2. Repeat until sorted.

Random Bubble Sort:
1. For each element on list
1.1. Randomly compare this with other elements, swap if out of order
1.2. Compare this element with the next one, swap if out of order.
2. Repeat until sorted.

There you have synergy where the whole is greater than the sum of its part. By combining the two approaches, the problem of randomness is eliminated by fastidious bubble sort, and the problem of slowness is eliminated by large random jumps. Combined together, it represents a large cost reduction available. There is a better solution than this, and that is comb sort. But that's topic for another time. Let's focus on this random solution for now.

Going back to the original travelling salesman problem, what does this have to do with path finding? It turns out that at its heart, the travelling salesman problem can be looked at as a sorting problem. If you take the distance between two points, and you compare them, then you can see that a comparison sort can yield a rather quick solution. A bubble sort TSP will yield interesting result, indeed.

The problem with bubble sort TSP is easy to see: Being the tree solution, it falls foul to the false peak problem. A random sort TSP, however, will not fall so easily. A permutation (sort) TSP will yield optimum solution, but as we can see, extremely expensive solution.

So, a "random stab" method of TSP, in effect is inefficient because it lacks that self-organization factor that sorting does. However, that problem is alleviated by using Random Bubble sort on TSP:

1. Create a lookup table for distance travelled between two points.
2. Do Random Bubble Sort, using the lookup table for comparison.
3. Repeat until time runs out or no improvement to the solution.
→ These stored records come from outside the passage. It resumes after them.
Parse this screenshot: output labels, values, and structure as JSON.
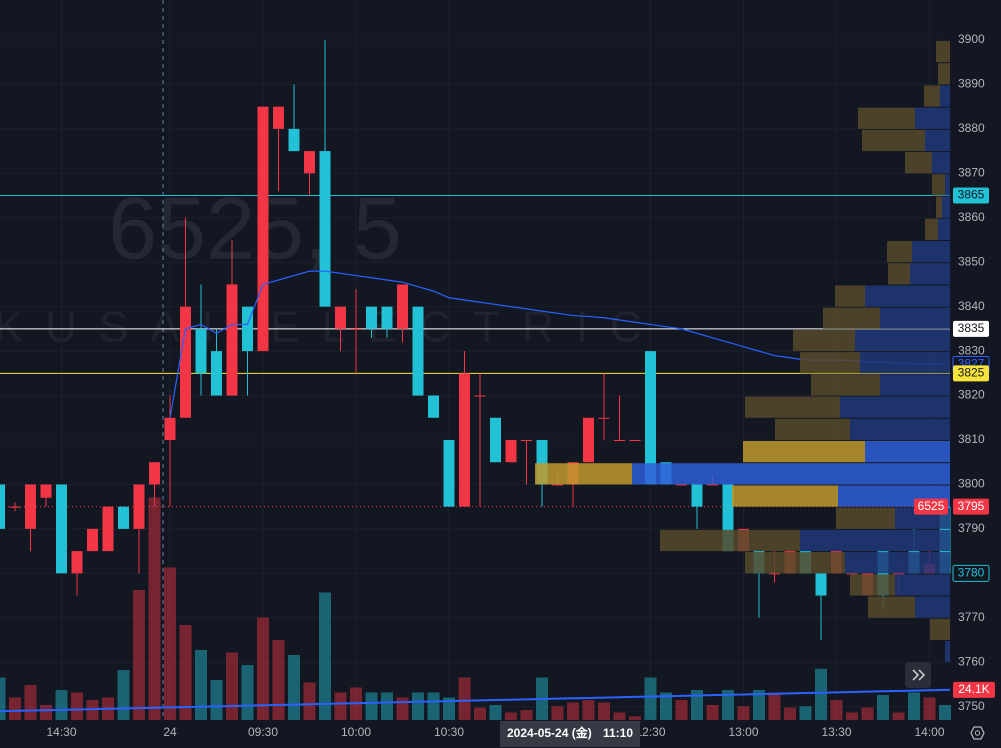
{
  "chart_data": {
    "type": "candlestick",
    "watermark": [
      "6525, 5",
      "KOKUSAI ELECTRIC"
    ],
    "categories": [
      null,
      null,
      null,
      null,
      "14:30",
      null,
      null,
      null,
      null,
      null,
      null,
      "24",
      null,
      null,
      null,
      null,
      null,
      "09:30",
      null,
      null,
      null,
      null,
      null,
      "10:00",
      null,
      null,
      null,
      null,
      null,
      "10:30",
      null,
      null,
      null,
      null,
      null,
      null,
      null,
      null,
      null,
      null,
      null,
      null,
      "12:30",
      null,
      null,
      null,
      null,
      null,
      "13:00",
      null,
      null,
      null,
      null,
      null,
      "13:30",
      null,
      null,
      null,
      null,
      null,
      "14:00",
      null
    ],
    "open": [
      3800,
      3795,
      3790,
      3797,
      3800,
      3780,
      3785,
      3785,
      3795,
      3790,
      3800,
      3810,
      3815,
      3835,
      3830,
      3820,
      3840,
      3830,
      3880,
      3880,
      3870,
      3875,
      3835,
      3835,
      3840,
      3840,
      3835,
      3840,
      3820,
      3810,
      3795,
      3820,
      3815,
      3805,
      3810,
      3810,
      3800,
      3800,
      3805,
      3815,
      3810,
      3810,
      3830,
      3805,
      3800,
      3800,
      3800,
      3800,
      3785,
      3785,
      3780,
      3780,
      3785,
      3780,
      3780,
      3780,
      3775,
      3785,
      3780,
      3785,
      3780,
      3795
    ],
    "high": [
      3802,
      3796,
      3800,
      3800,
      3800,
      3785,
      3790,
      3795,
      3795,
      3800,
      3805,
      3820,
      3860,
      3845,
      3835,
      3855,
      3840,
      3885,
      3885,
      3890,
      3875,
      3900,
      3840,
      3844,
      3840,
      3840,
      3845,
      3840,
      3820,
      3810,
      3830,
      3825,
      3815,
      3810,
      3810,
      3810,
      3802,
      3805,
      3815,
      3825,
      3820,
      3810,
      3830,
      3805,
      3800,
      3800,
      3802,
      3800,
      3790,
      3785,
      3785,
      3785,
      3785,
      3780,
      3785,
      3780,
      3780,
      3785,
      3780,
      3790,
      3785,
      3795
    ],
    "low": [
      3790,
      3794,
      3785,
      3795,
      3780,
      3775,
      3785,
      3785,
      3790,
      3780,
      3795,
      3795,
      3815,
      3820,
      3820,
      3820,
      3820,
      3830,
      3866,
      3875,
      3865,
      3840,
      3830,
      3825,
      3833,
      3833,
      3832,
      3820,
      3815,
      3795,
      3795,
      3795,
      3805,
      3805,
      3800,
      3795,
      3800,
      3795,
      3805,
      3810,
      3810,
      3810,
      3800,
      3800,
      3800,
      3790,
      3800,
      3785,
      3785,
      3770,
      3778,
      3780,
      3780,
      3765,
      3780,
      3780,
      3775,
      3772,
      3775,
      3780,
      3780,
      3780
    ],
    "close": [
      3790,
      3795,
      3800,
      3800,
      3780,
      3785,
      3790,
      3795,
      3790,
      3800,
      3805,
      3815,
      3840,
      3825,
      3820,
      3845,
      3830,
      3885,
      3885,
      3875,
      3875,
      3840,
      3840,
      3835,
      3835,
      3835,
      3845,
      3820,
      3815,
      3795,
      3825,
      3820,
      3805,
      3810,
      3810,
      3800,
      3800,
      3805,
      3815,
      3815,
      3810,
      3810,
      3800,
      3800,
      3800,
      3795,
      3800,
      3785,
      3790,
      3780,
      3780,
      3785,
      3780,
      3775,
      3785,
      3780,
      3780,
      3775,
      3780,
      3780,
      3782,
      3780
    ],
    "up_color": "#f23645",
    "down_color": "#22c1d6",
    "ylim": [
      3747,
      3909
    ],
    "yticks": [
      3750,
      3760,
      3770,
      3780,
      3790,
      3800,
      3810,
      3820,
      3830,
      3840,
      3850,
      3860,
      3870,
      3880,
      3890,
      3900
    ],
    "grid": true,
    "volume": {
      "values": [
        34,
        18,
        28,
        12,
        24,
        22,
        16,
        18,
        40,
        104,
        178,
        122,
        76,
        56,
        32,
        54,
        44,
        82,
        64,
        52,
        30,
        102,
        22,
        26,
        22,
        22,
        18,
        22,
        22,
        18,
        34,
        10,
        12,
        6,
        8,
        34,
        11,
        14,
        16,
        14,
        6,
        3,
        34,
        22,
        16,
        24,
        12,
        24,
        11,
        24,
        22,
        10,
        11,
        41,
        16,
        6,
        10,
        20,
        6,
        22,
        18,
        12
      ],
      "ylim": [
        0,
        240
      ]
    },
    "volume_ma": {
      "values": [
        7.0,
        7.3,
        7.6,
        7.8,
        8.1,
        8.4,
        8.7,
        9.0,
        9.2,
        9.5,
        9.8,
        10.1,
        10.4,
        10.6,
        10.9,
        11.2,
        11.5,
        11.8,
        12.0,
        12.3,
        12.6,
        12.9,
        13.2,
        13.4,
        13.7,
        14.0,
        14.3,
        14.6,
        14.8,
        15.1,
        15.4,
        15.7,
        16.0,
        16.2,
        16.5,
        16.8,
        17.1,
        17.4,
        17.6,
        17.9,
        18.2,
        18.5,
        18.8,
        19.0,
        19.3,
        19.6,
        19.9,
        20.2,
        20.4,
        20.7,
        21.0,
        21.3,
        21.6,
        21.8,
        22.1,
        22.4,
        22.7,
        23.0,
        23.2,
        23.5,
        23.8,
        24.1
      ],
      "value_label": "24.1K",
      "color": "#2962ff"
    },
    "vwap": {
      "values": [
        null,
        null,
        null,
        null,
        null,
        null,
        null,
        null,
        null,
        null,
        null,
        3815,
        3835,
        3836,
        3834,
        3836,
        3836,
        3845,
        3846,
        3847,
        3848,
        3848,
        3847.5,
        3847,
        3846.5,
        3846,
        3845.5,
        3844.5,
        3843.5,
        3842,
        3841.5,
        3841,
        3840.5,
        3840,
        3839.5,
        3839,
        3838.5,
        3838,
        3837.8,
        3837.5,
        3837,
        3836.5,
        3836,
        3835.5,
        3835,
        3834,
        3833,
        3832,
        3831,
        3830,
        3829,
        3828.5,
        3828,
        3828,
        3828,
        3827.8,
        3827.6,
        3827.5,
        3827.3,
        3827.2,
        3827.1,
        3827
      ],
      "color": "#2962ff"
    },
    "price_lines": [
      {
        "price": 3865,
        "color": "#22c1d6"
      },
      {
        "price": 3835,
        "color": "#ffffff"
      },
      {
        "price": 3825,
        "color": "#f5e33b"
      }
    ],
    "prev_close": {
      "symbol": "6525",
      "price": 3795,
      "color": "#f23645"
    },
    "volume_profile": {
      "prices": [
        3760,
        3765,
        3770,
        3775,
        3780,
        3785,
        3790,
        3795,
        3800,
        3805,
        3810,
        3815,
        3820,
        3825,
        3830,
        3835,
        3840,
        3845,
        3850,
        3855,
        3860,
        3865,
        3870,
        3875,
        3880,
        3885,
        3890,
        3895
      ],
      "up": [
        5,
        0,
        35,
        55,
        105,
        150,
        55,
        112,
        318,
        85,
        100,
        110,
        70,
        90,
        95,
        70,
        85,
        40,
        38,
        12,
        8,
        5,
        18,
        25,
        35,
        10,
        0,
        0
      ],
      "down": [
        0,
        20,
        47,
        45,
        100,
        140,
        59,
        106,
        97,
        122,
        75,
        95,
        69,
        60,
        62,
        57,
        30,
        22,
        25,
        13,
        6,
        13,
        27,
        63,
        57,
        16,
        12,
        14
      ],
      "xlim": [
        0,
        420
      ],
      "value_area": [
        3795,
        3805
      ],
      "up_color": "#213778",
      "down_color": "#574a2c",
      "va_up_color": "#2f5fd8",
      "va_down_color": "#c09a2e"
    },
    "crosshair": {
      "date": "2024-05-24 (金)",
      "time": "11:10"
    }
  }
}
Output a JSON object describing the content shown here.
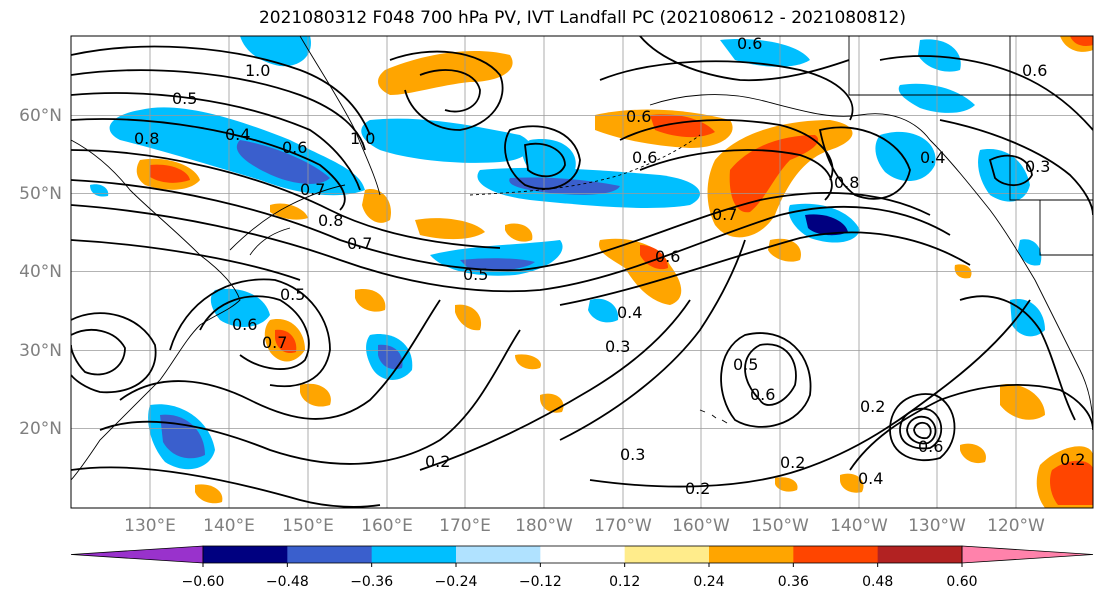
{
  "title": "2021080312 F048 700 hPa PV, IVT Landfall PC (2021080612 - 2021080812)",
  "lon_labels": [
    "130°E",
    "140°E",
    "150°E",
    "160°E",
    "170°E",
    "180°W",
    "170°W",
    "160°W",
    "150°W",
    "140°W",
    "130°W",
    "120°W"
  ],
  "lat_labels": [
    "60°N",
    "50°N",
    "40°N",
    "30°N",
    "20°N"
  ],
  "colorbar": {
    "ticks": [
      "−0.60",
      "−0.48",
      "−0.36",
      "−0.24",
      "−0.12",
      "0.12",
      "0.24",
      "0.36",
      "0.48",
      "0.60"
    ],
    "colors": [
      "#9932cc",
      "#000080",
      "#3a5fcd",
      "#00bfff",
      "#b0e2ff",
      "#ffffff",
      "#ffec8b",
      "#ffa500",
      "#ff4500",
      "#b22222",
      "#ff82ab"
    ]
  },
  "contour_labels": [
    "1.0",
    "0.5",
    "0.8",
    "0.4",
    "0.6",
    "0.7",
    "1.0",
    "0.6",
    "0.8",
    "0.7",
    "0.5",
    "0.5",
    "0.6",
    "0.7",
    "0.6",
    "0.4",
    "0.3",
    "0.2",
    "0.3",
    "0.2",
    "0.5",
    "0.6",
    "0.2",
    "0.2",
    "0.4",
    "0.6",
    "0.7",
    "0.8",
    "0.6",
    "0.6",
    "0.6",
    "0.4",
    "0.3",
    "0.2"
  ]
}
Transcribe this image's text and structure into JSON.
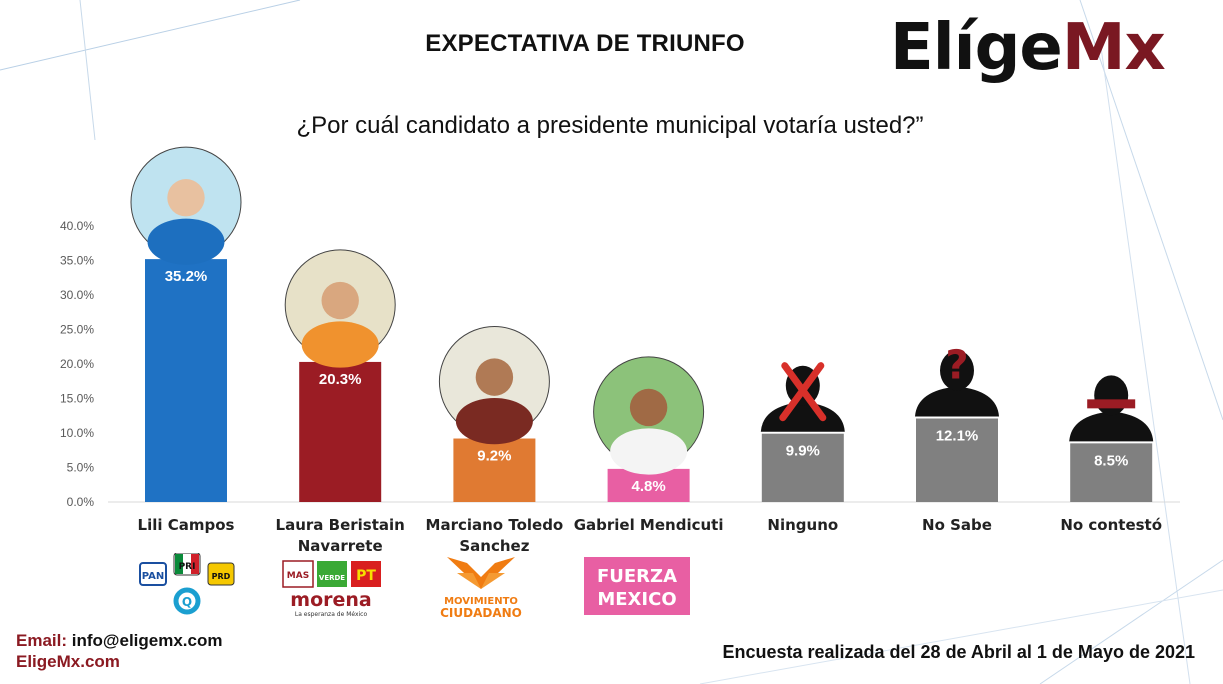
{
  "header": {
    "title": "EXPECTATIVA DE TRIUNFO",
    "brand_part1": "Elíge",
    "brand_part2": "Mx",
    "question": "¿Por cuál candidato a presidente municipal votaría usted?”"
  },
  "chart_data": {
    "type": "bar",
    "categories": [
      "Lili Campos",
      "Laura Beristain Navarrete",
      "Marciano Toledo Sanchez",
      "Gabriel Mendicuti",
      "Ninguno",
      "No Sabe",
      "No contestó"
    ],
    "category_lines": [
      [
        "Lili Campos"
      ],
      [
        "Laura Beristain",
        "Navarrete"
      ],
      [
        "Marciano Toledo",
        "Sanchez"
      ],
      [
        "Gabriel Mendicuti"
      ],
      [
        "Ninguno"
      ],
      [
        "No Sabe"
      ],
      [
        "No contestó"
      ]
    ],
    "values": [
      35.2,
      20.3,
      9.2,
      4.8,
      9.9,
      12.1,
      8.5
    ],
    "value_labels": [
      "35.2%",
      "20.3%",
      "9.2%",
      "4.8%",
      "9.9%",
      "12.1%",
      "8.5%"
    ],
    "colors": [
      "#1f72c4",
      "#9b1c24",
      "#e07a32",
      "#e85fa3",
      "#808080",
      "#808080",
      "#808080"
    ],
    "yticks": [
      "0.0%",
      "5.0%",
      "10.0%",
      "15.0%",
      "20.0%",
      "25.0%",
      "30.0%",
      "35.0%",
      "40.0%"
    ],
    "ylim": [
      0,
      40
    ],
    "grid": false,
    "title": "EXPECTATIVA DE TRIUNFO",
    "xlabel": "",
    "ylabel": ""
  },
  "party_logos": {
    "lili": [
      "PAN",
      "PRI",
      "PRD",
      "Q"
    ],
    "laura": [
      "MAS",
      "VERDE",
      "PT",
      "morena",
      "La esperanza de México"
    ],
    "marciano": [
      "MOVIMIENTO",
      "CIUDADANO"
    ],
    "gabriel": [
      "FUERZA",
      "MEXICO"
    ]
  },
  "footer": {
    "email_label": "Email:",
    "email_value": "info@eligemx.com",
    "site": "EligeMx.com",
    "survey_note": "Encuesta realizada del 28 de Abril al 1 de Mayo de 2021"
  }
}
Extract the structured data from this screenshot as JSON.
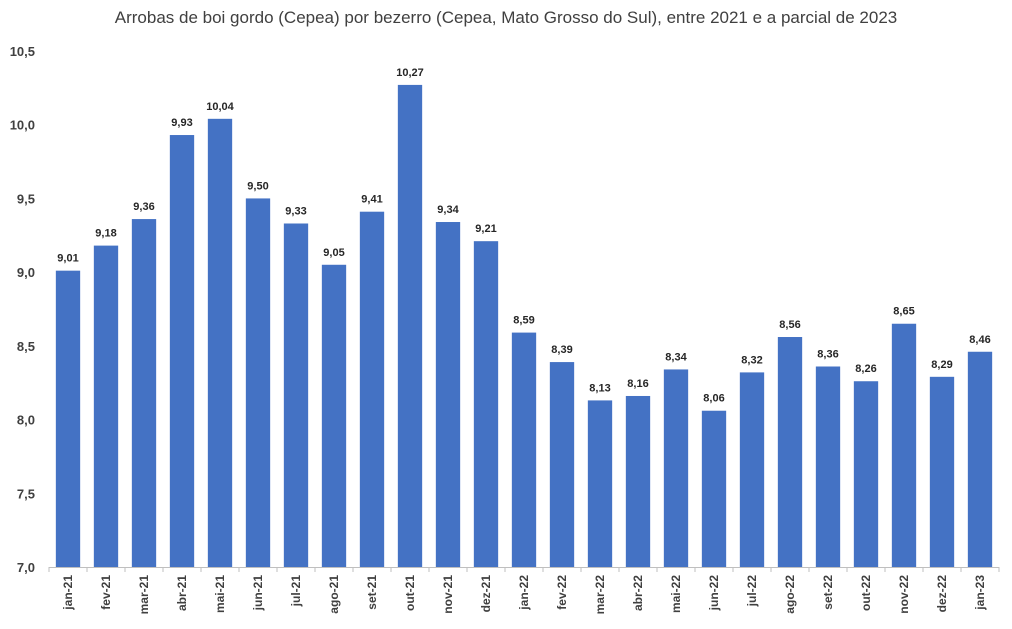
{
  "chart_data": {
    "type": "bar",
    "title": "Arrobas de boi gordo (Cepea) por bezerro (Cepea, Mato Grosso do Sul), entre 2021 e a parcial de 2023",
    "xlabel": "",
    "ylabel": "",
    "ylim": [
      7.0,
      10.5
    ],
    "yticks": [
      "7,0",
      "7,5",
      "8,0",
      "8,5",
      "9,0",
      "9,5",
      "10,0",
      "10,5"
    ],
    "ytick_values": [
      7.0,
      7.5,
      8.0,
      8.5,
      9.0,
      9.5,
      10.0,
      10.5
    ],
    "categories": [
      "jan-21",
      "fev-21",
      "mar-21",
      "abr-21",
      "mai-21",
      "jun-21",
      "jul-21",
      "ago-21",
      "set-21",
      "out-21",
      "nov-21",
      "dez-21",
      "jan-22",
      "fev-22",
      "mar-22",
      "abr-22",
      "mai-22",
      "jun-22",
      "jul-22",
      "ago-22",
      "set-22",
      "out-22",
      "nov-22",
      "dez-22",
      "jan-23"
    ],
    "values": [
      9.01,
      9.18,
      9.36,
      9.93,
      10.04,
      9.5,
      9.33,
      9.05,
      9.41,
      10.27,
      9.34,
      9.21,
      8.59,
      8.39,
      8.13,
      8.16,
      8.34,
      8.06,
      8.32,
      8.56,
      8.36,
      8.26,
      8.65,
      8.29,
      8.46
    ],
    "data_labels": [
      "9,01",
      "9,18",
      "9,36",
      "9,93",
      "10,04",
      "9,50",
      "9,33",
      "9,05",
      "9,41",
      "10,27",
      "9,34",
      "9,21",
      "8,59",
      "8,39",
      "8,13",
      "8,16",
      "8,34",
      "8,06",
      "8,32",
      "8,56",
      "8,36",
      "8,26",
      "8,65",
      "8,29",
      "8,46"
    ],
    "bar_color": "#4472c4",
    "grid": false,
    "legend": "none"
  }
}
The key point here is "random". You always want to jiggle the points repeatedly to see if reversing the order of visiting two towns will yield better result. Eventually, a path will present itself that will consists of points that are next to each other. It will automatically allow backtrack, too. Will it be optimum? Maybe not, but it will be good enough.

Obviously, there is room for improvement. The obvious one is to lay down all the points in order when comparing distant points containing various points enroute. Another improvement is to restrict points consideration to smaller and smaller distance. But that is for further research and not for this session.

Another question would be if another sorting algorithm will work just as well. The answer to that is no. The more efficient sorting algorithm will not work because it lacks the "random jiggle" method. We want a random algorithm that constantly scans for better solutions.

And yet, there will come a time where the solution is fixed, and it will not change. Will that be optimum? Chances are, it won't. However, it will be close enough and in quick enough time. Whenever you are curious, simply run the program multiple times and see if the solution changes.

And there you have it. A random bubble sort may not be desirable in sorting problem domain. However, as it turns out, it's extremely desirable in path finding domain. It's all about mating the tools to the problem. That is all.